I was born in 87, so I really didn't get any exposure whatsoever to the big arcade movement. The arcades that I remember, (quite fondly), were the hi-tech, financially risky arcades of the 90's. I'm not one of those gamers that wishes they were born earlier, truth be told, we are currently in the greatest gaming era so far, but I am saddened a little that I wasn't old enough to enjoy the arcade at it's peak popularity. Fuck, to be a pinball wizard in the 80's, with a shitty haircut, popped collar and nacho greased fingers, I would have been an arcade god.


My favorite arcade cabinet ever is Silent Scope. It was also the first game I remember getting the #1 high score on. I would rush to the Harlem Irving Plaza every friday after school to see if some jackass had topped me. The game demanded precision, patience, and the lack of morals required to blow the president's head off. I loved, and maybe, just maybe, TWL is still atop the charts after all these years. I'd love to go check.


Gauntlet was a game I had for the nintendo, and I never quite understood it's popularity. That was until I got a chance to play the cabinet in a shitty undergound arcade in high school.
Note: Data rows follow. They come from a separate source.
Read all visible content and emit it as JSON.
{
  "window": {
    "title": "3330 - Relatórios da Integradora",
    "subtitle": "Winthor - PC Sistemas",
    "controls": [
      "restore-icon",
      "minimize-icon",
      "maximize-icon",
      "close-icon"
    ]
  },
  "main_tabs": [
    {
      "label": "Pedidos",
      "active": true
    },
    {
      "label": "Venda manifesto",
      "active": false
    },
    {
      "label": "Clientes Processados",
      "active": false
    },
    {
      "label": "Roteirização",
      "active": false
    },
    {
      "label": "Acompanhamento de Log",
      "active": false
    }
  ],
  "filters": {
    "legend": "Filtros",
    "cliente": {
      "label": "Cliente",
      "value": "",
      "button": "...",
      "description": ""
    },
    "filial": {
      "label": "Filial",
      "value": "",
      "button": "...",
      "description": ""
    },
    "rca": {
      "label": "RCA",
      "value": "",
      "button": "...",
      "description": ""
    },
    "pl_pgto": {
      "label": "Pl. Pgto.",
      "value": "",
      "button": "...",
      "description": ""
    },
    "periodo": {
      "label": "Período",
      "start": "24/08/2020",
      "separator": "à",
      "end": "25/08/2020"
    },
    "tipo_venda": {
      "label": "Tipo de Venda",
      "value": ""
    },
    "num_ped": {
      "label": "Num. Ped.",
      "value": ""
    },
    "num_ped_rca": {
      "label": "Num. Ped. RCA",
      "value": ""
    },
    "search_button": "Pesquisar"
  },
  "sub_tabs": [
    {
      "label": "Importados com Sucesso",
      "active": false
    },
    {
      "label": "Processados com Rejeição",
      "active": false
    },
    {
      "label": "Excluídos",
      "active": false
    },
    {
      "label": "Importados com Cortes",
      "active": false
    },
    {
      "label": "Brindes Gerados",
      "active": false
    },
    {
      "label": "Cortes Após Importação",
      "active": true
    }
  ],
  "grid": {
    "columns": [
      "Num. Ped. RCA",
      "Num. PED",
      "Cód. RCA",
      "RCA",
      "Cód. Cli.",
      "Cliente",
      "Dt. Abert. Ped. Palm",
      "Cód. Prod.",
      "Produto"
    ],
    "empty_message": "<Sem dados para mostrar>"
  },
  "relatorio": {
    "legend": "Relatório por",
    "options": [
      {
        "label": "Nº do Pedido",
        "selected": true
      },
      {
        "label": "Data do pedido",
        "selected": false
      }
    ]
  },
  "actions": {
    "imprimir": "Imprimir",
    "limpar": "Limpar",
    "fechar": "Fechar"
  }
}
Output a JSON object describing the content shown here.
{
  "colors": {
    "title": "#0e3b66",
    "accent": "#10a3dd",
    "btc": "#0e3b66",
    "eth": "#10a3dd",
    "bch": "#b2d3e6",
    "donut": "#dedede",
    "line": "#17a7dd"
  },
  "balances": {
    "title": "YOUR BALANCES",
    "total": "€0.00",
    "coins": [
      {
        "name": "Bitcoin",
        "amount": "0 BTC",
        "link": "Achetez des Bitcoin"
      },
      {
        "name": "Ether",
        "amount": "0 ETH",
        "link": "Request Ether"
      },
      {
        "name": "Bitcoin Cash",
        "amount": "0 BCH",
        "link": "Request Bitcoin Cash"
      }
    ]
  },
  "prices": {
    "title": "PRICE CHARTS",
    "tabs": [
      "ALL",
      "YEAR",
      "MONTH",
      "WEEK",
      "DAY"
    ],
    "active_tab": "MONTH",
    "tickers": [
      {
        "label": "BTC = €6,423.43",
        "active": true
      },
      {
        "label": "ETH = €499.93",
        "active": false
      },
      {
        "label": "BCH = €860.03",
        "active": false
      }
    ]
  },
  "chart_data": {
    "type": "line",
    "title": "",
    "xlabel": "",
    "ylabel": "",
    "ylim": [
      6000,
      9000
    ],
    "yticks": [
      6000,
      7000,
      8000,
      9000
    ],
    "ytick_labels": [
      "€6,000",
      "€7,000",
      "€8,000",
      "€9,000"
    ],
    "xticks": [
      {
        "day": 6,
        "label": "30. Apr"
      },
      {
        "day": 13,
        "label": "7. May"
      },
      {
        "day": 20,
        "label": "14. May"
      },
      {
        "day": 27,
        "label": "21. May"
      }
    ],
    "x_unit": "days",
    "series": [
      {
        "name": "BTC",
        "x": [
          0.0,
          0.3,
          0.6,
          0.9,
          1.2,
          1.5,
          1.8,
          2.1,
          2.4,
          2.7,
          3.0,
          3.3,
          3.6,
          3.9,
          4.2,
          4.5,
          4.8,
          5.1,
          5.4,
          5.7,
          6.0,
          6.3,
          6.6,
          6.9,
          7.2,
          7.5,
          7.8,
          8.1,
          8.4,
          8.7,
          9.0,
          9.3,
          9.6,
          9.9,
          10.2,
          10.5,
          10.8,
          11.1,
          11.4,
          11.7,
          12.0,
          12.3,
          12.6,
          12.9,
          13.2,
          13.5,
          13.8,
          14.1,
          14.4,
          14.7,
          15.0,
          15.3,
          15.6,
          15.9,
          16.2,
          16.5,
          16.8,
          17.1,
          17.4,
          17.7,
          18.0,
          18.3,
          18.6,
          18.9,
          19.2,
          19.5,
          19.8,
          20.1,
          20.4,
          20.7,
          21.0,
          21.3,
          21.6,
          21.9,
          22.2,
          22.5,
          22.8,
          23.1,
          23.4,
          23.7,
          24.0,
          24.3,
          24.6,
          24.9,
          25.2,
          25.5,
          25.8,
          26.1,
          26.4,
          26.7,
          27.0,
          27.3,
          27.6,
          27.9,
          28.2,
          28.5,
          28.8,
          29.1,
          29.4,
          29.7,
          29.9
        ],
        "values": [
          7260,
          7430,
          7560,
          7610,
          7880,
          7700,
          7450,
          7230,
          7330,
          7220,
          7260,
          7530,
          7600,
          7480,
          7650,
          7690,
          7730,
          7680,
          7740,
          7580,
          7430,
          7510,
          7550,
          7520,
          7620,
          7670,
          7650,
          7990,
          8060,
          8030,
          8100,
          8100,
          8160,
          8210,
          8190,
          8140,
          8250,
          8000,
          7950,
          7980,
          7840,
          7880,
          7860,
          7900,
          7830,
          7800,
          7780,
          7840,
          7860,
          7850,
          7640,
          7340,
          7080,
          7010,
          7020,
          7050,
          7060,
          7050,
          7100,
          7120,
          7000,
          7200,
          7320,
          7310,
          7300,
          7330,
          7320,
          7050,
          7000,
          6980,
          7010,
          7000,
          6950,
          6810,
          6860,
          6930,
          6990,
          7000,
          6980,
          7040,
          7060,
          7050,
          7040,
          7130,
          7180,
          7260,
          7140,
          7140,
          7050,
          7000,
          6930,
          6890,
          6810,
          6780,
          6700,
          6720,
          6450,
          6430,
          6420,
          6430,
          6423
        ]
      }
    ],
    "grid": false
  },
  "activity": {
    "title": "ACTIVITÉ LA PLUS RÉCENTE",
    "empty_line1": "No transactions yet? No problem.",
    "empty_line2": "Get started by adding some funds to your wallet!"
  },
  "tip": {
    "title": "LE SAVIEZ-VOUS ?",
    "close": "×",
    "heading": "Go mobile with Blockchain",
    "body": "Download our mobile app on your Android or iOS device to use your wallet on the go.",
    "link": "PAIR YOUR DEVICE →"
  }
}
It's brutally hard, but the great thing about it was that strangers could join in for just a quarter. Making friends while trying to wade through enemy packed dungeons with wizards shitting fireballs at you was an absolute blast. It also, in my opinion, has the coolest art of any machine.


My son Oliver playing an old Namco Speed Up cabinet. His skill will grow with time, for sure.


Oliver playing the super rare, and super awesome Elevator Action cabinet. 


And of course, I can't forget Burger Time. When I lived in Boystown in Chicago, the little mexican restaurant around the corner from me had a Burger Time cabinet that you could play while waiting for your food. Burger Time is unique, making you walk across lettuce and tomatoes and meat to build a burger before the weiners got you. Is a hotdog about to grab you? Hit that motherfucker with some pepper and stun his delicious ass. Classic.